Congressman "Rick" Boucher
In light of Boucher’s Tuesday Town Hall meeting in Pulaski County this repost of Boucher’s action as culled from C-SPAN on July 31 bears repeating:
July 31 – House Energy and Commerce Committee adjourns at 9:10 PM Friday evening. Health Care vote passes from committee on a vote of 31-28. Rep. “Rick” Boucher 9th District again votes “no” on the health care bill. Other Democrats voting “no” were Barrow (GA), Stupack (Michigan), Matheson (Utah), and Melancon (LA).
July 30 – The Energy and Commerce Committee slogged through amendments to the public health care bill where the Democrats hold a majority.
Texas Republican Congressman Michael Burgess introduced an amendment to eliminate the “government controlled public option” from the health care bill.
After much rhetoric the voting began and as might be expected the vote fell mostly along party lines. That is except for Democrat “Rick” Boucher of Virginia’s 9th District. Boucher was never in his seat for the entire committee proceedings. He only poked his head in the room to vote. This time he stood by the doorway raising his hand gesturing with two fingers voting with an unexpected resounding “yes” to removing the public option from the health care bill. The government public option is the “guts” of the bill. I had to watch the replay of Boucher’s vote to believe it.
Boucher’s vote is puzzling in light of the Remote Area Medical (RAM) that provides free health care services for the uninsured in Boucher’s region. There was record attendance by those whose only source of health care is this once a year outreach. It was held at the Wise County Fair Grounds in Wise, VA on July 24, 25, and 26.
Republican Congressman Joe Barton of Texas spoke up that he along with Boucher was formulating a plan that included “pooling.” Whether it is a public pool and how many can swim in it – it is hard to say. There is a mutation of pooling possibilities. Small businesses could pool together for negotiating leverage. With pools people could leak out like a sieve.
What is Boucher up to? Why did he vote “yes” to remove the public option? Perhaps its payback for being shuffled out of the chairmanship of the Energy and Air Quality Subcommittee by Congressman Henry Waxman of California. Waxman is now chairman of the powerful Energy and Commerce Committee that convened last night.
Waxman is a shrewd politician. As he realized the votes were not there to defeat the amendment to remove abortion from the health care bill he changed his “no” vote to “yes.” The amendment passed with Waxman’s last second change of vote.

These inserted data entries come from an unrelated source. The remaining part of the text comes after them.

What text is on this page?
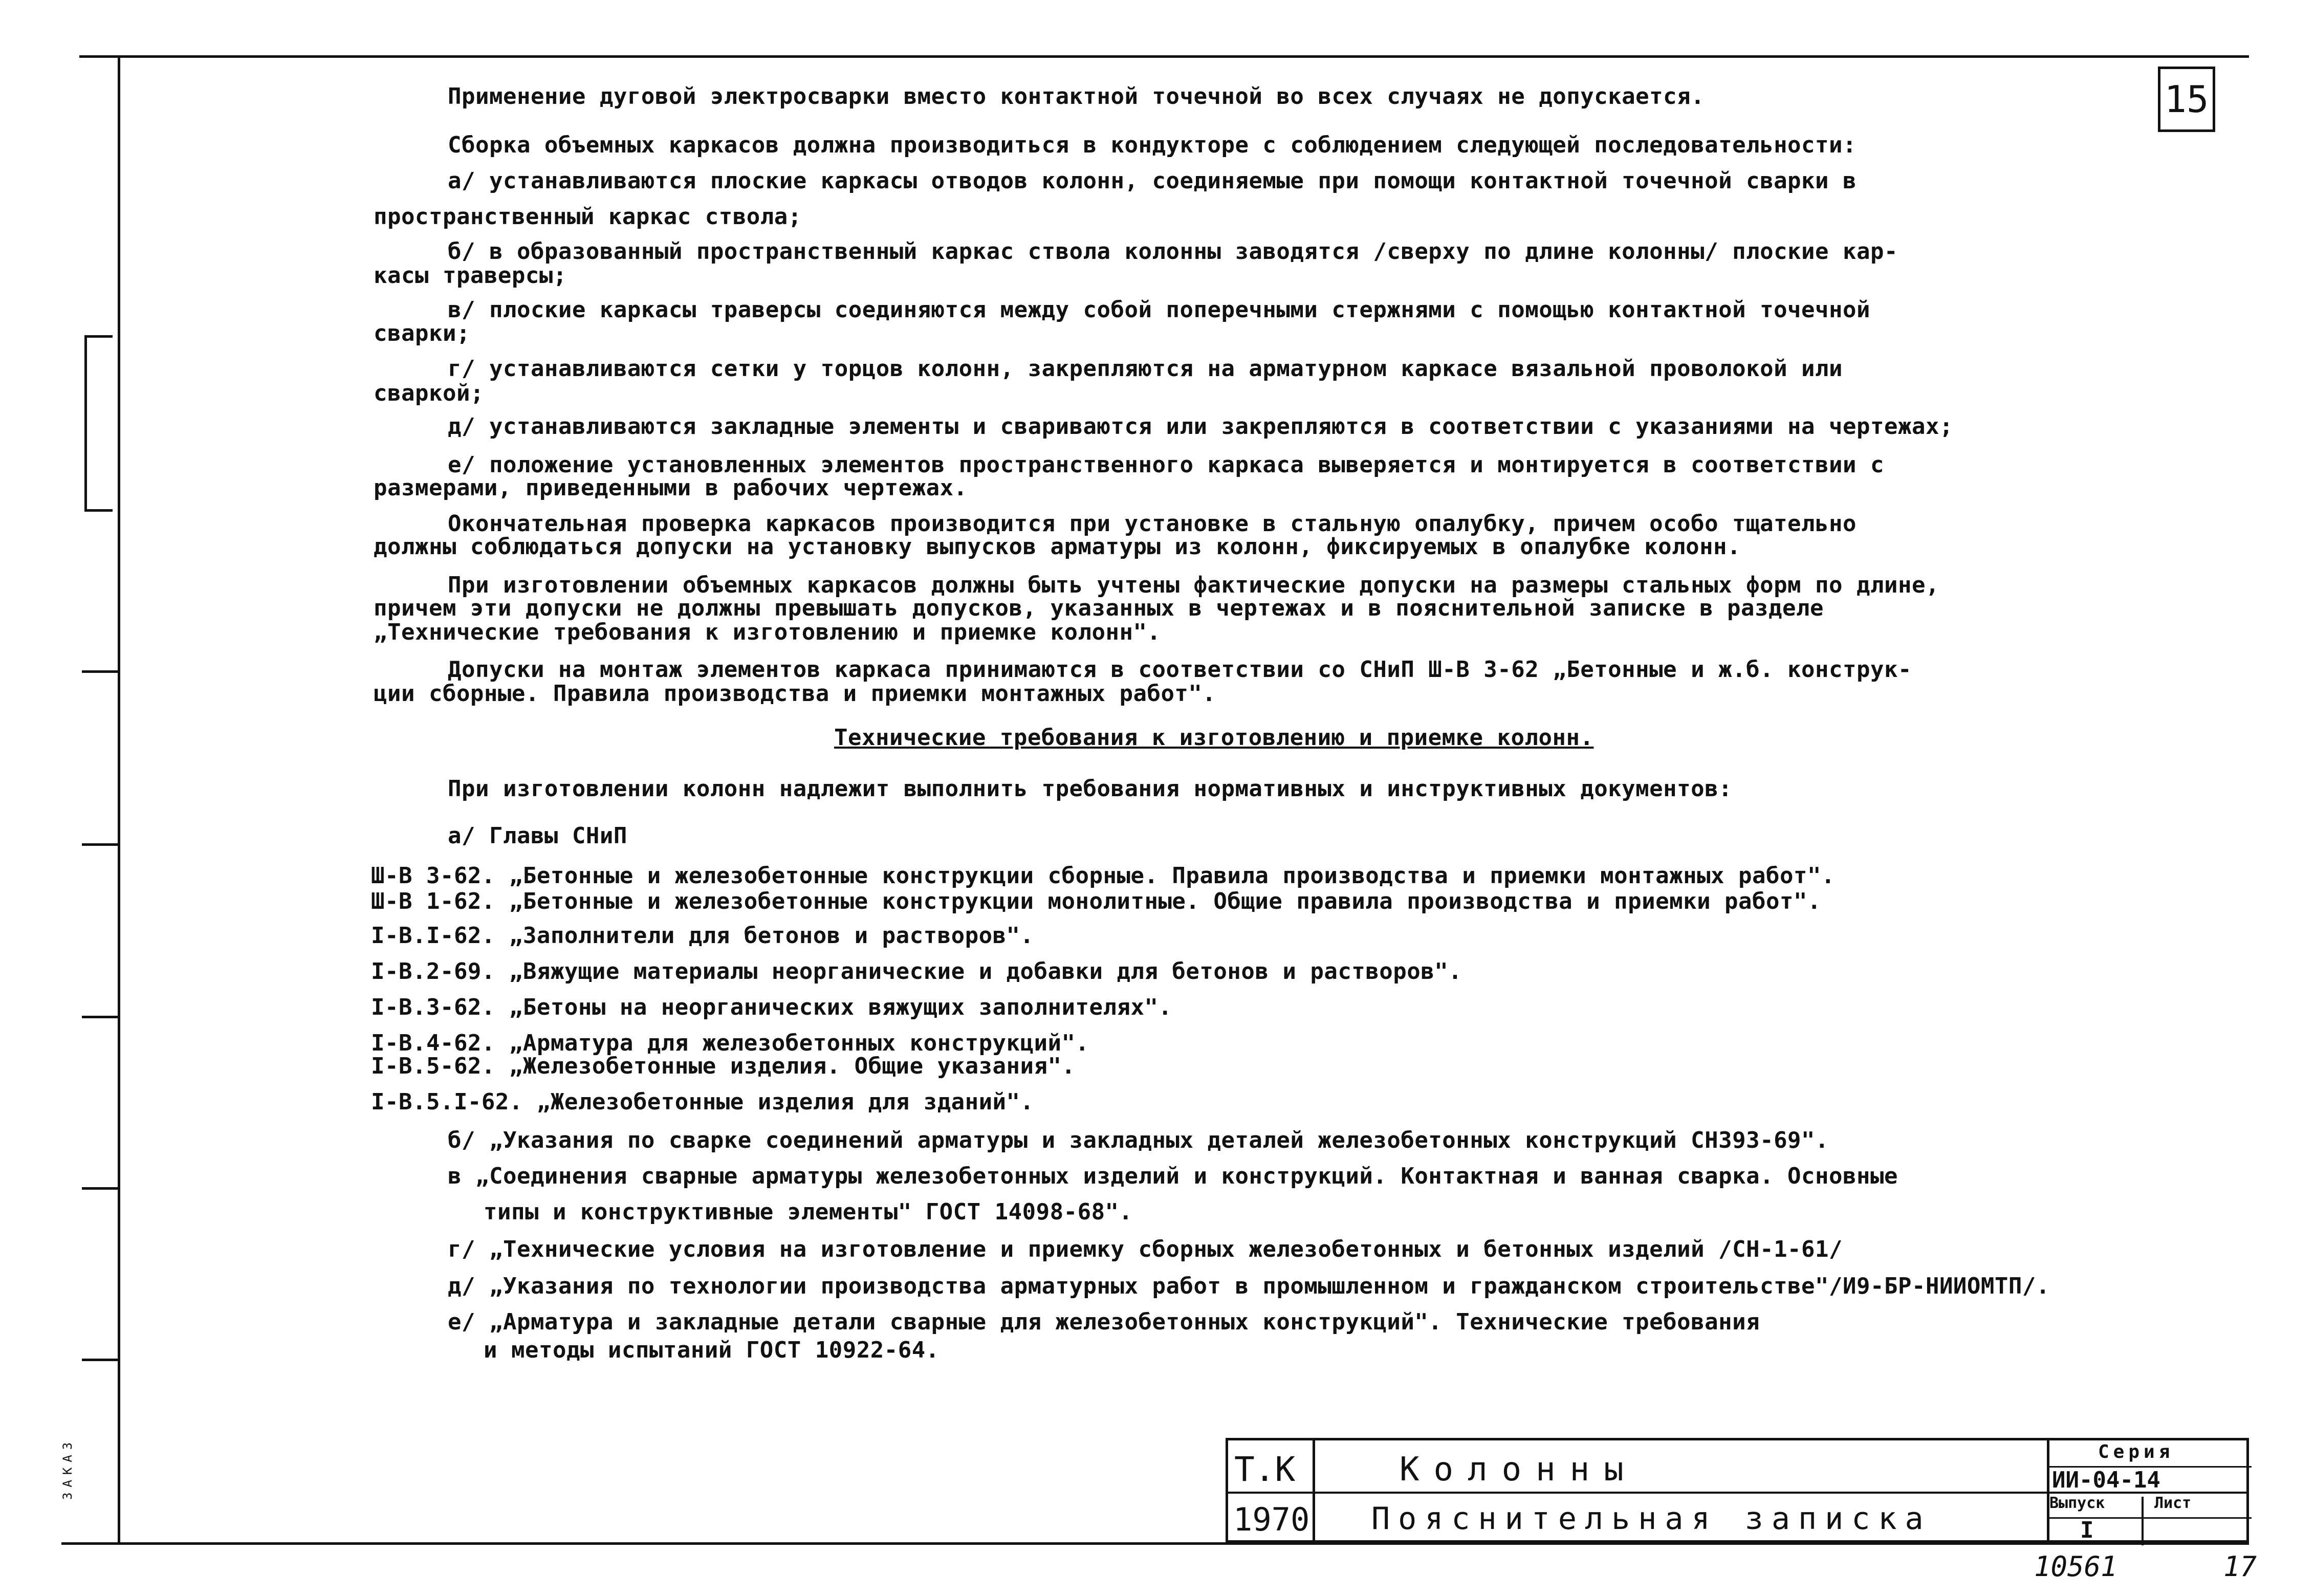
ЗАКАЗ
15
Применение дуговой электросварки вместо контактной точечной во всех случаях не допускается.
Сборка объемных каркасов должна производиться в кондукторе с соблюдением следующей последовательности:
а/ устанавливаются плоские каркасы отводов колонн, соединяемые при помощи контактной точечной сварки в
пространственный каркас ствола;
б/ в образованный пространственный каркас ствола колонны заводятся /сверху по длине колонны/ плоские кар-
касы траверсы;
в/ плоские каркасы траверсы соединяются между собой поперечными стержнями с помощью контактной точечной
сварки;
г/ устанавливаются сетки у торцов колонн, закрепляются на арматурном каркасе вязальной проволокой или
сваркой;
д/ устанавливаются закладные элементы и свариваются или закрепляются в соответствии с указаниями на чертежах;
е/ положение установленных элементов пространственного каркаса выверяется и монтируется в соответствии с
размерами, приведенными в рабочих чертежах.
Окончательная проверка каркасов производится при установке в стальную опалубку, причем особо тщательно
должны соблюдаться допуски на установку выпусков арматуры из колонн, фиксируемых в опалубке колонн.
При изготовлении объемных каркасов должны быть учтены фактические допуски на размеры стальных форм по длине,
причем эти допуски не должны превышать допусков, указанных в чертежах и в пояснительной записке в разделе
„Технические требования к изготовлению и приемке колонн".
Допуски на монтаж элементов каркаса принимаются в соответствии со СНиП Ш-В 3-62 „Бетонные и ж.б. конструк-
ции сборные. Правила производства и приемки монтажных работ".
Технические требования к изготовлению и приемке колонн.
При изготовлении колонн надлежит выполнить требования нормативных и инструктивных документов:
а/ Главы СНиП
Ш-В 3-62. „Бетонные и железобетонные конструкции сборные. Правила производства и приемки монтажных работ".
Ш-В 1-62. „Бетонные и железобетонные конструкции монолитные. Общие правила производства и приемки работ".
I-В.I-62. „Заполнители для бетонов и растворов".
I-В.2-69. „Вяжущие материалы неорганические и добавки для бетонов и растворов".
I-В.3-62. „Бетоны на неорганических вяжущих заполнителях".
I-В.4-62. „Арматура для железобетонных конструкций".
I-В.5-62. „Железобетонные изделия. Общие указания".
I-В.5.I-62. „Железобетонные изделия для зданий".
б/ „Указания по сварке соединений арматуры и закладных деталей железобетонных конструкций СН393-69".
в „Соединения сварные арматуры железобетонных изделий и конструкций. Контактная и ванная сварка. Основные
типы и конструктивные элементы" ГОСТ 14098-68".
г/ „Технические условия на изготовление и приемку сборных железобетонных и бетонных изделий /СН-1-61/
д/ „Указания по технологии производства арматурных работ в промышленном и гражданском строительстве"/И9-БР-НИИОМТП/.
е/ „Арматура и закладные детали сварные для железобетонных конструкций". Технические требования
и методы испытаний ГОСТ 10922-64.
Т.К
1970
Колонны
Пояснительная записка
Серия
ИИ-04-14
Выпуск	Лист
I
10561	17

Later Waxman’s reason for his flip-flop became clear. He brought the amendment back with “a motion to reconsider.” This parliamentary trick can only be used by a legislator when their vote is in the prevailing side.
In the interim Congressman Bart Gordon of Tennessee had a change of heart. His “yes” vote flipped to a “no.” Congressman Zack Space of Ohio who did not vote the first time came in to add his “no” vote. The amendment was narrowly defeated 30-29. With this round Waxman kept his “no” vote and abortion procedures were retained in the health care bill.
What a reality show it was on C-SPAN. It only got better from there.
Rep. Anthony Weiner of New York with his Brooklyn tough-guy demeanor “double-dog-dared” the Republicans to vote for his amendment to dismantle Medicare. Weiner only offered the amendment to make the point that Republicans were being hypocritical in their rhetoric about a “government sponsored public health care option” saying “if you don’t like this public option then you don’t want Medicare.” He demanded a roll-call vote and after some wild banter back and forth the amendment failed unanimously. Weiner voting against his own amendment.
Congressman Barton of Texas called for a “point of order” saying “don’t you have to vote for your own amendment?”
You can’t make this stuff up! It starts again at 10:00 am Friday and “will go as long as it takes,” said Chairman Waxman.